Nevertheless, such techniques could instead be implemented wholly
or partially as hardwired circuits. Further, it is appreciated by
those of skill in the art that certain well known digital
processing techniques are mathematically equivalent to one another
and can be represented in different ways depending on choice of
implementation.
[0068] Any letter designations such as (a) or (b) etc. used to
label steps of any of the method claims herein are step headers
applied for reading convenience and are not to be used in
interpreting an order or process sequence of claimed method steps.
Any method claims that recite a particular order or process
sequence will do so using the words of their text, not the letter
designations.
[0069] Unless stated otherwise, terms such as "first" and "second"

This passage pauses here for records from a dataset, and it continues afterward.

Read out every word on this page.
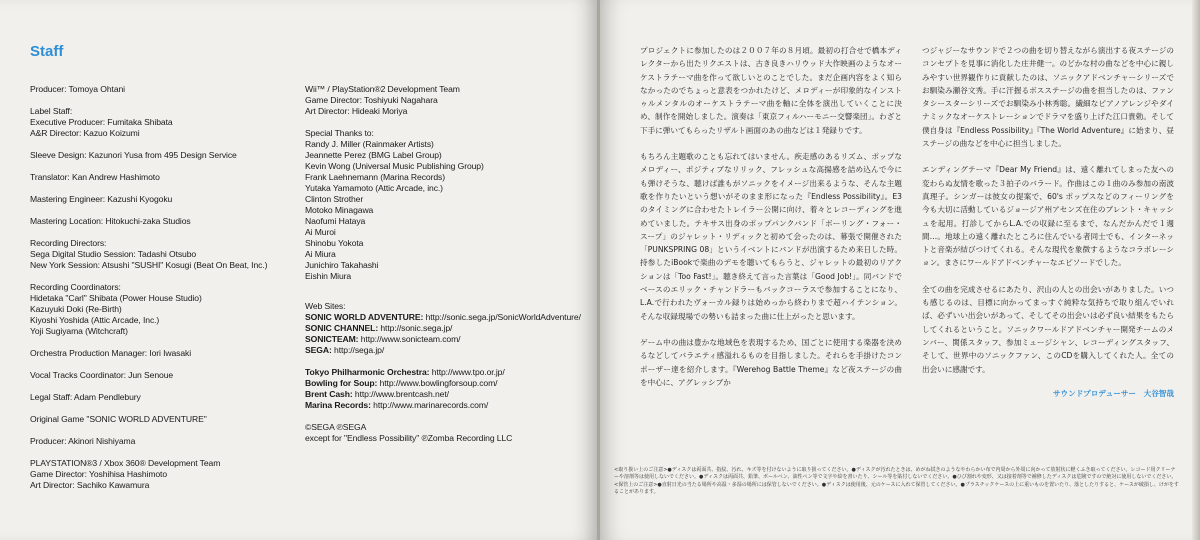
Staff
Producer: Tomoya Ohtani
Label Staff:
Executive Producer: Fumitaka Shibata
A&R Director: Kazuo Koizumi
Sleeve Design: Kazunori Yusa from 495 Design Service
Translator: Kan Andrew Hashimoto
Mastering Engineer: Kazushi Kyogoku
Mastering Location: Hitokuchi-zaka Studios
Recording Directors:
Sega Digital Studio Session: Tadashi Otsubo
New York Session: Atsushi "SUSHI" Kosugi (Beat On Beat, Inc.)
Recording Coordinators:
Hidetaka "Carl" Shibata (Power House Studio)
Kazuyuki Doki (Re-Birth)
Kiyoshi Yoshida (Attic Arcade, Inc.)
Yoji Sugiyama (Witchcraft)
Orchestra Production Manager: Iori Iwasaki
Vocal Tracks Coordinator: Jun Senoue
Legal Staff: Adam Pendlebury
Original Game "SONIC WORLD ADVENTURE"
Producer: Akinori Nishiyama
PLAYSTATION®3 / Xbox 360® Development Team
Game Director: Yoshihisa Hashimoto
Art Director: Sachiko Kawamura
Wii™ / PlayStation®2 Development Team
Game Director: Toshiyuki Nagahara
Art Director: Hideaki Moriya
Special Thanks to:
Randy J. Miller (Rainmaker Artists)
Jeannette Perez (BMG Label Group)
Kevin Wong (Universal Music Publishing Group)
Frank Laehnemann (Marina Records)
Yutaka Yamamoto (Attic Arcade, inc.)
Clinton Strother
Motoko Minagawa
Naofumi Hataya
Ai Muroi
Shinobu Yokota
Ai Miura
Junichiro Takahashi
Eishin Miura
Web Sites:
SONIC WORLD ADVENTURE: http://sonic.sega.jp/SonicWorldAdventure/
SONIC CHANNEL: http://sonic.sega.jp/
SONICTEAM: http://www.sonicteam.com/
SEGA: http://sega.jp/
Tokyo Philharmonic Orchestra: http://www.tpo.or.jp/
Bowling for Soup: http://www.bowlingforsoup.com/
Brent Cash: http://www.brentcash.net/
Marina Records: http://www.marinarecords.com/
©SEGA ℗SEGA
except for "Endless Possibility" ℗Zomba Recording LLC

プロジェクトに参加したのは２００７年の８月頃。最初の打合せで橋本ディレクターから出たリクエストは、古き良きハリウッド大作映画のようなオーケストラテーマ曲を作って欲しいとのことでした。まだ企画内容をよく知らなかったのでちょっと意表をつかれたけど、メロディーが印象的なインストゥルメンタルのオーケストラテーマ曲を軸に全体を演出していくことに決め、制作を開始しました。演奏は「東京フィルハーモニー交響楽団」。わざと下手に弾いてもらったリザルト画面のあの曲などは１発録りです。

もちろん主題歌のことも忘れてはいません。疾走感のあるリズム、ポップなメロディー、ポジティブなリリック、フレッシュな高揚感を詰め込んで今にも弾けそうな、聴けば誰もがソニックをイメージ出来るような、そんな主題歌を作りたいという想いがそのまま形になった『Endless Possibility』。E3のタイミングに合わせたトレイラー公開に向け、着々とレコーディングを進めていました。テキサス出身のポップパンクバンド「ボーリング・フォー・スープ」のジャレット・リディックと初めて会ったのは、幕張で開催された「PUNKSPRING 08」というイベントにバンドが出演するため来日した時。持参したiBookで楽曲のデモを聴いてもらうと、ジャレットの最初のリアクションは「Too Fast!」。聴き終えて言った言葉は「Good Job!」。同バンドでベースのエリック・チャンドラーもバックコーラスで参加することになり、L.A.で行われたヴォーカル録りは始めっから終わりまで超ハイテンション。そんな収録現場での勢いも詰まった曲に仕上がったと思います。

ゲーム中の曲は豊かな地域色を表現するため、国ごとに使用する楽器を決めるなどしてバラエティ感溢れるものを目指しました。それらを手掛けたコンポーザー達を紹介します。『Werehog Battle Theme』など夜ステージの曲を中心に、アグレッシブか

つジャジーなサウンドで２つの曲を切り替えながら演出する夜ステージのコンセプトを見事に消化した庄井健一。のどかな村の曲などを中心に親しみやすい世界観作りに貢献したのは、ソニックアドベンチャーシリーズでお馴染み瀬谷文秀。手に汗握るボスステージの曲を担当したのは、ファンタシースターシリーズでお馴染み小林秀聡。繊細なピアノアレンジやダイナミックなオーケストレーションでドラマを盛り上げた江口貴勅。そして僕自身は『Endless Possibility』『The World Adventure』に始まり、昼ステージの曲などを中心に担当しました。

エンディングテーマ『Dear My Friend』は、遠く離れてしまった友への変わらぬ友情を歌った３拍子のバラード。作曲はこの１曲のみ参加の南波真理子。シンガーは彼女の提案で、60's ポップスなどのフィーリングを今も大切に活動しているジョージア州アセンズ在住のブレント・キャッシュを起用。打診してからL.A.での収録に至るまで、なんだかんだで１週間…。地球上の遠く離れたところに住んでいる者同士でも、インターネットと音楽が結びつけてくれる。そんな現代を象徴するようなコラボレーション。まさにワールドアドベンチャーなエピソードでした。

全ての曲を完成させるにあたり、沢山の人との出会いがありました。いつも感じるのは、目標に向かってまっすぐ純粋な気持ちで取り組んでいれば、必ずいい出会いがあって、そしてその出会いは必ず良い結果をもたらしてくれるということ。ソニックワールドアドベンチャー開発チームのメンバー、関係スタッフ、参加ミュージシャン、レコーディングスタッフ、そして、世界中のソニックファン、このCDを購入してくれた人。全ての出会いに感謝です。

サウンドプロデューサー　大谷智哉
<取り扱い上のご注意>●ディスクは両面共、指紋、汚れ、キズ等を付けないように取り扱ってください。●ディスクが汚れたときは、めがね拭きのようなやわらかい布で内周から外周に向かって放射状に軽くふき取ってください。レコード用クリーナーや溶剤等は使用しないでください。●ディスクは両面共、鉛筆、ボールペン、油性ペン等で文字や絵を書いたり、シール等を貼付しないでください。●ひび割れや変形、又は接着剤等で補修したディスクは危険ですので絶対に使用しないでください。<保管上のご注意>●直射日光の当たる場所や高温・多湿の場所には保管しないでください。●ディスクは使用後、元のケースに入れて保管してください。●プラスチックケースの上に重いものを置いたり、落としたりすると、ケースが破損し、けがをすることがあります。
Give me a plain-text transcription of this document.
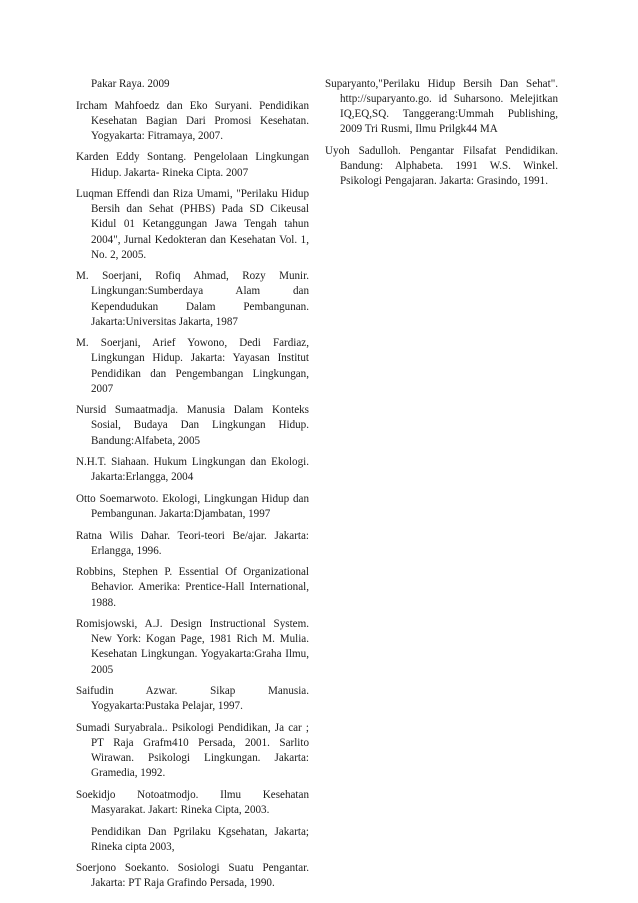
Pakar Raya. 2009

Ircham Mahfoedz dan Eko Suryani. Pendidikan Kesehatan Bagian Dari Promosi Kesehatan. Yogyakarta: Fitramaya, 2007.

Karden Eddy Sontang. Pengelolaan Lingkungan Hidup. Jakarta- Rineka Cipta. 2007

Luqman Effendi dan Riza Umami, "Perilaku Hidup Bersih dan Sehat (PHBS) Pada SD Cikeusal Kidul 01 Ketanggungan Jawa Tengah tahun 2004", Jurnal Kedokteran dan Kesehatan Vol. 1, No. 2, 2005.

M. Soerjani, Rofiq Ahmad, Rozy Munir. Lingkungan:Sumberdaya Alam dan Kependudukan Dalam Pembangunan. Jakarta:Universitas Jakarta, 1987

M. Soerjani, Arief Yowono, Dedi Fardiaz, Lingkungan Hidup. Jakarta: Yayasan Institut Pendidikan dan Pengembangan Lingkungan, 2007

Nursid Sumaatmadja. Manusia Dalam Konteks Sosial, Budaya Dan Lingkungan Hidup. Bandung:Alfabeta, 2005

N.H.T. Siahaan. Hukum Lingkungan dan Ekologi. Jakarta:Erlangga, 2004

Otto Soemarwoto. Ekologi, Lingkungan Hidup dan Pembangunan. Jakarta:Djambatan, 1997

Ratna Wilis Dahar. Teori-teori Be/ajar. Jakarta: Erlangga, 1996.

Robbins, Stephen P. Essential Of Organizational Behavior. Amerika: Prentice-Hall International, 1988.

Romisjowski, A.J. Design Instructional System. New York: Kogan Page, 1981 Rich M. Mulia. Kesehatan Lingkungan. Yogyakarta:Graha Ilmu, 2005

Saifudin Azwar. Sikap Manusia. Yogyakarta:Pustaka Pelajar, 1997.

Sumadi Suryabrala.. Psikologi Pendidikan, Ja car ; PT Raja Grafm410 Persada, 2001. Sarlito Wirawan. Psikologi Lingkungan. Jakarta: Gramedia, 1992.

Soekidjo Notoatmodjo. Ilmu Kesehatan Masyarakat. Jakart: Rineka Cipta, 2003.

Pendidikan Dan Pgrilaku Kgsehatan, Jakarta; Rineka cipta 2003,

Soerjono Soekanto. Sosiologi Suatu Pengantar. Jakarta: PT Raja Grafindo Persada, 1990.

Suparyanto,"Perilaku Hidup Bersih Dan Sehat". http://suparyanto.go. id Suharsono. Melejitkan IQ,EQ,SQ. Tanggerang:Ummah Publishing, 2009 Tri Rusmi, Ilmu Prilgk44 MA

Uyoh Sadulloh. Pengantar Filsafat Pendidikan. Bandung: Alphabeta. 1991 W.S. Winkel. Psikologi Pengajaran. Jakarta: Grasindo, 1991.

are used to arbitrarily distinguish between the elements such terms
describe. Thus, these terms are not necessarily intended to
indicate temporal or other prioritization of such elements.
[0070] Any trademarks listed herein are the property of their
respective owners, and reference herein to such trademarks is
generally intended to indicate the source of a particular product
or service.
[0071] Although the inventions have been described and illustrated
in the above description and drawings, it is understood that this
description is by example only, and that numerous changes and
modifications can be made by those skilled in the art without
departing from the true spirit and scope of the inventions.
Although the examples in the drawings depict only example
constructions and embodiments, alternate embodiments are available
given the teachings of the present patent disclosure.
* * * * *